松岡、竹村、梅田。 小学5年、悪ガキ3人組、名付けて松竹梅!
渡り廊下でのチンチロリン、駄菓子屋のチェリオ、鼻くそしょんべん。
バカだなぁと笑っちゃう。笑っちゃうけど、涙が出る。
端からみたら、複雑で過酷な家庭環境にいるこの3人。
でも周りの大人がなんとも魅力的。ダメダメでもちゃんと愛がある。
大人だって弱くて情けない。それを曇っていない瞳でただみつめる3人。
ジャッジなんてしない する必要はない。
がむしゃらでまっすぐ、バカで純粋、分からなくても受け入れる、
その順応力と、自分で切り開いていく力。
こどもって、たくましい。
この悪ガキ3人とも、ぎゅーーっと抱きしめたくなる。
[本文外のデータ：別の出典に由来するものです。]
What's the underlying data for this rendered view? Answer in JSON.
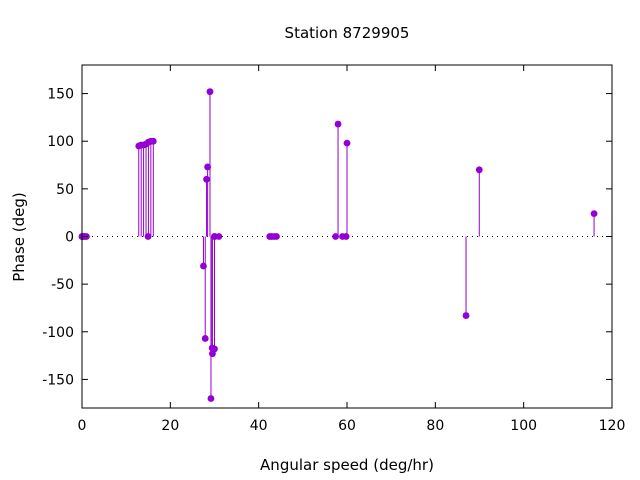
{
  "chart_data": {
    "type": "stem",
    "title": "Station 8729905",
    "xlabel": "Angular speed (deg/hr)",
    "ylabel": "Phase (deg)",
    "xlim": [
      0,
      120
    ],
    "ylim": [
      -180,
      180
    ],
    "xticks": [
      0,
      20,
      40,
      60,
      80,
      100,
      120
    ],
    "yticks": [
      -150,
      -100,
      -50,
      0,
      50,
      100,
      150
    ],
    "grid": false,
    "zero_line": "dotted",
    "color": "#9400d3",
    "points": [
      {
        "x": 0.0,
        "y": 0
      },
      {
        "x": 0.04,
        "y": 0
      },
      {
        "x": 0.08,
        "y": 0
      },
      {
        "x": 0.5,
        "y": 0
      },
      {
        "x": 0.6,
        "y": 0
      },
      {
        "x": 1.0,
        "y": 0
      },
      {
        "x": 12.85,
        "y": 95
      },
      {
        "x": 13.4,
        "y": 96
      },
      {
        "x": 13.94,
        "y": 96
      },
      {
        "x": 14.5,
        "y": 97
      },
      {
        "x": 14.96,
        "y": 0
      },
      {
        "x": 15.04,
        "y": 99
      },
      {
        "x": 15.59,
        "y": 100
      },
      {
        "x": 16.14,
        "y": 100
      },
      {
        "x": 27.5,
        "y": -31
      },
      {
        "x": 27.9,
        "y": -107
      },
      {
        "x": 28.2,
        "y": 60
      },
      {
        "x": 28.44,
        "y": 73
      },
      {
        "x": 28.98,
        "y": 152
      },
      {
        "x": 29.2,
        "y": -170
      },
      {
        "x": 29.46,
        "y": -117
      },
      {
        "x": 29.53,
        "y": -123
      },
      {
        "x": 29.96,
        "y": 0
      },
      {
        "x": 30.0,
        "y": -118
      },
      {
        "x": 30.08,
        "y": 0
      },
      {
        "x": 31.0,
        "y": 0
      },
      {
        "x": 42.5,
        "y": 0
      },
      {
        "x": 42.93,
        "y": 0
      },
      {
        "x": 43.48,
        "y": 0
      },
      {
        "x": 44.03,
        "y": 0
      },
      {
        "x": 57.42,
        "y": 0
      },
      {
        "x": 57.97,
        "y": 118
      },
      {
        "x": 58.98,
        "y": 0
      },
      {
        "x": 59.8,
        "y": 0
      },
      {
        "x": 60.0,
        "y": 98
      },
      {
        "x": 86.95,
        "y": -83
      },
      {
        "x": 89.95,
        "y": 70
      },
      {
        "x": 115.94,
        "y": 24
      }
    ]
  }
}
元気と勇気をもらえる物語。

おれは、まだ、なんにも満足なんかしてねえし、心のお腹も空きっぱなしなんだ。
たから、やるしかねえんだ。

でもガキでも、できることは、たくさんあるぞ。

高山なおみさんのエッセイから、初読みだった 戌井昭人さん。
大好きな1冊が増えました。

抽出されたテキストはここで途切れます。